第139話 理想の学校

 アメイズ領都の冒険者ギルドを出ると、孤児院に向かうルリ達。

 街の南東にある孤児院で、お役所委員会のメンバーに、地図作成の勉強会を開く予定になっている。


 孤児院と言うと、身寄りのない子供を教会が引き取り、善意で活動している施設の印象が強いが、アメイズ領の孤児院は、宗教色はなく、どちらかと言うと、保育園や小学校の学童保育に近い。

 建物も教会と言う訳ではなく、スラムの端っこにある貧しいイメージともかけ離れていた。



 急速な発展を遂げているアメイズ領都ではあるが、1年前までは盗賊が蔓延る荒れた街並みであった。

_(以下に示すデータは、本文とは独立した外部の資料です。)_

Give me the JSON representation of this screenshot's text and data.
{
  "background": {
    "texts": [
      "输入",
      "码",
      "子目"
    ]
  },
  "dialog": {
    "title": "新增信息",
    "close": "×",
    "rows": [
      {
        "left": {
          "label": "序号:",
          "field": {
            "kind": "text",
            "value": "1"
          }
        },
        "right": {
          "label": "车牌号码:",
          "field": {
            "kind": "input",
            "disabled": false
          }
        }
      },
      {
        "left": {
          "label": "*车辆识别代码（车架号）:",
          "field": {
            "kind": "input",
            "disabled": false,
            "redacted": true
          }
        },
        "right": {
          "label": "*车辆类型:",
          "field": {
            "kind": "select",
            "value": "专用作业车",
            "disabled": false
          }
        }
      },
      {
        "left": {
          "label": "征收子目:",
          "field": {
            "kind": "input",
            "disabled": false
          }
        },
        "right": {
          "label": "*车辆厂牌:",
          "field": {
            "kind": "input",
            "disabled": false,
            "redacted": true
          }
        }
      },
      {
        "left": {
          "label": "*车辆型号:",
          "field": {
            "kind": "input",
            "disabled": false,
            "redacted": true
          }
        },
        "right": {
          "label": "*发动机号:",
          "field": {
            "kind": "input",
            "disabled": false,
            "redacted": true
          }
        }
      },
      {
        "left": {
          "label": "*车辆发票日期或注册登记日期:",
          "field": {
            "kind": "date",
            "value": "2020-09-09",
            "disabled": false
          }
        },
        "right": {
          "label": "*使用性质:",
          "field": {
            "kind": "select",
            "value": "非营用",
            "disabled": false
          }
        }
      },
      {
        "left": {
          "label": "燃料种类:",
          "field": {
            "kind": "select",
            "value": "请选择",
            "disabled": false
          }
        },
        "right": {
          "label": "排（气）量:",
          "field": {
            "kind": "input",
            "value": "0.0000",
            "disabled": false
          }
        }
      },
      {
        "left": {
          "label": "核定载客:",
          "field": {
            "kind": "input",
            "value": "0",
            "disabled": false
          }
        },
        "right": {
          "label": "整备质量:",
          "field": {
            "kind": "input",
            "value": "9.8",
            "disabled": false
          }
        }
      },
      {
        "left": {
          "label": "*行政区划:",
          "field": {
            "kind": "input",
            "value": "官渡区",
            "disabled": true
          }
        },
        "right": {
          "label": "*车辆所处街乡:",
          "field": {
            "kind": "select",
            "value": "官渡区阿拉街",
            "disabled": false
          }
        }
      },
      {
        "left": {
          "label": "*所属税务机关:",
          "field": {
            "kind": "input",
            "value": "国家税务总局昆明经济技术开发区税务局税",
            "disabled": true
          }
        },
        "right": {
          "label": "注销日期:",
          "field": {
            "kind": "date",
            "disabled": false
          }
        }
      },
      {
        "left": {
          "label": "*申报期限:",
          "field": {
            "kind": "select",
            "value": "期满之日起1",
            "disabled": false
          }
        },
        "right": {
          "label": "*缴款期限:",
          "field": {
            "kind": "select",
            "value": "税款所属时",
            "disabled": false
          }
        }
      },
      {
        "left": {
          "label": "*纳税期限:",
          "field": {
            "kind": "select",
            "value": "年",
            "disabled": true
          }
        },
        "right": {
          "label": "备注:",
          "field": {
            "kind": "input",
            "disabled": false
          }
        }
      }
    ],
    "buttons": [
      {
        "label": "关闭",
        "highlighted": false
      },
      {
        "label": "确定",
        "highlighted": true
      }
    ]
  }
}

 特に南東部はスラムと化しており、まだ貧しさから抜け出しきれてはいない。


 大通り沿いの賑やかさから一転、すこし暗い街並みに入ると、道も入り組んでくる。



「リフィーナ様、これ以上は馬車で行くのは難しそうです」

「そうね、歩いて行きましょう……」


 馬車を収納し、馬を後方の護衛騎士に預けると、まだ整備の行き届いていない道を、徒歩で移動する事にした。


「思ってた以上に、荒れているわね……」

「うん、場違い感が半端ないわ……」


 貴族オーラを隠せない少女たちの一行は、とにかく目立つ。

 遠巻きに見つめる住民の視線を痛いほど感じる。


 勉強会であれば、担当者を屋敷に集めて行っても良かったのであるが、孤児院を見たいというルリの達ての希望により、現地で行う事になったのだが、少し失敗したかなと思い直すルリであった。



 しかしすぐに、来て良かったと思う事になる。

 貧民街を抜けて見つけた孤児院。それは、想像以上に明るく、楽しそうな場所であった。


「こんにちは。勉強会に来ました!」


「リフィーナ様、わざわざお越しいただき、ありがとうございます」


 孤児院の前で出迎えてくれたのは、孤児院の院長だ。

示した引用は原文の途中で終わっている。